Beyond starch production, cultivated yam underwent a major change in its living environment during domestication. Yams are now grown in open fields, whereas its wild relatives grow as vines in the shade of tutor trees. This environmental change during domestication certainly required adaptation due to such changes in light and heat. We observed strong signatures of selection in genes associated with physiological processes of regulation of photosynthesis for light tracking and for plant growth. Indeed, one of our candidate contigs is homologous to the Phototropin 2 gene (Phot2). In higher plants, Phot2 enables perception of blue light and consequently optimization of photosynthetic performance and growth [47].

Adaptation to high intensity light was selected during yam domestication

Beyond specific genes associated with the change from shade to light environment, we also found a significant enrichment of interesting gene ontology terms.

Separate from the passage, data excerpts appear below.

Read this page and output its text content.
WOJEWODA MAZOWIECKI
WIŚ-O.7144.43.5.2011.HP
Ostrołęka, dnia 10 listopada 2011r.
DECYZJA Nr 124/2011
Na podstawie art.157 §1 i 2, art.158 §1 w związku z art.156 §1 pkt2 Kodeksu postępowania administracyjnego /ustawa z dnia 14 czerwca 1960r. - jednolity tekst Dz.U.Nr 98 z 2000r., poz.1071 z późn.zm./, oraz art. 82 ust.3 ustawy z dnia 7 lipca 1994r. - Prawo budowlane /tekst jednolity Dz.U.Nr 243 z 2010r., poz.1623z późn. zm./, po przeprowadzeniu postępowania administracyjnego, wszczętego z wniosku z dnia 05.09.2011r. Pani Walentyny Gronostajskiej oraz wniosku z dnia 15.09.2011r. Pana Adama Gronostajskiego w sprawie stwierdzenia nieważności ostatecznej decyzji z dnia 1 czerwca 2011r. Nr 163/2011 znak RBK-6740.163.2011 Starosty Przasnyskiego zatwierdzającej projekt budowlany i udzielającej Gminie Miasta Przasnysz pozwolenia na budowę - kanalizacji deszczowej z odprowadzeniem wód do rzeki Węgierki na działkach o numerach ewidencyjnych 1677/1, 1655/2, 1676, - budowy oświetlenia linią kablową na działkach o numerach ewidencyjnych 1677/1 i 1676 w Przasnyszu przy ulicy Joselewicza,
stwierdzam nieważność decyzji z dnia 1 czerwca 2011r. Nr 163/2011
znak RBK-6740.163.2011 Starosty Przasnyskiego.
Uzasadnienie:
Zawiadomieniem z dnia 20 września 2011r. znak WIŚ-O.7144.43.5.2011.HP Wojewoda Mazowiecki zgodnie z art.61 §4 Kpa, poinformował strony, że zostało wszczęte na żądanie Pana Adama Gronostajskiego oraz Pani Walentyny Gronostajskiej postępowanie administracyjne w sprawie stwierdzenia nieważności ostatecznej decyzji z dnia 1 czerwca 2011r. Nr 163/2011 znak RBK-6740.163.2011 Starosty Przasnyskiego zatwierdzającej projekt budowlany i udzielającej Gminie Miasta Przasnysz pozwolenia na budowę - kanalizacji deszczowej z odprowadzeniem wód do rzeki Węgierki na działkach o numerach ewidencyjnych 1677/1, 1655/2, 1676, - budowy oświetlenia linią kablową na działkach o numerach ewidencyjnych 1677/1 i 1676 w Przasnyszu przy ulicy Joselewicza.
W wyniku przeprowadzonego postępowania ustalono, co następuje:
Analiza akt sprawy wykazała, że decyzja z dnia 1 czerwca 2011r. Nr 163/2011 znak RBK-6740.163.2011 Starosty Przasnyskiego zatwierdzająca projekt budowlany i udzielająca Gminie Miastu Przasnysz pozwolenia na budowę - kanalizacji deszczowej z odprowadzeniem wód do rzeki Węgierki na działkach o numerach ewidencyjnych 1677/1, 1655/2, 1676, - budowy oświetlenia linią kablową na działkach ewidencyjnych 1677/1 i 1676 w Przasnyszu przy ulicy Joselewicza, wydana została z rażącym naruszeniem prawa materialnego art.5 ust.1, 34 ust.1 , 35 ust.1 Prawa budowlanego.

The most significant GO terms observed were and oxidoreductase activities associated with NADPH DH complex genes [64, 65]. Whatever the strategy of enrichment test used, the results were robust for these functions. The NADH DH complex is an important set of enzymes for chlororespiration [66]. The NADH DH complex is involved in photosynthesis [67], more specifically in the photosystems I (PSI) and II (PSII). It plays a role in protection against photo-oxidative stresses associated with the formation of reactive oxygen species (ROS) [68]. High light and heat could favour the production of ROS [69, 70]. In oats, NADH DH is over-expressed with increasing light [67]. Consequently, it has been postulated that this type of complex plays a role in mitigating ROS stress associated with increasing intensity of light or heat. In Brassica plants, the same NADH DH complex has also been reported to be associated with the domestication process [71]. The wild species of Brassica showed higher tolerance to high light and heat intensity than the cultivated species [71]. In this specific case, domestication was associated with a decrease in photosynthetic parameters under stress conditions in the cultivated species [71]. The two wild species of yam are vines that grow in partial shade. The cultivated species D. rotundata grows under full sunlight in the field. We hypothesize that adaptation of the cultivated yam led to the selection of genes that enable efficient photosynthesis with increasing light and heat intensity. Optimizing photosynthesis is also an important way to enhance production of carbohydrate, later stored as starch in the tuber.

Conclusions

Selection in the early step of sugar biosynthesis is detected in yam, and previously detected in cereal. This result suggests that key step in starch biosynthesis were necessary both in cereal as well as in root and tuber crops. More interestingly, drastic changes in habitat associated with domestication is certainly retraced in selection in phototropism genes. Selection on dehydrogenase and oxidoreductase activities associated with NADPH DH complex genes, was certainly the consequence of adaptation to optimize photosynthesis in full light. If some convergence is observed at the molecular level, very specific adaptations were necessary for the domestication of African yam. Beyond domestication, this study highlight the molecular mechanism associated with changes from shade-tolerant plant to a full light environment.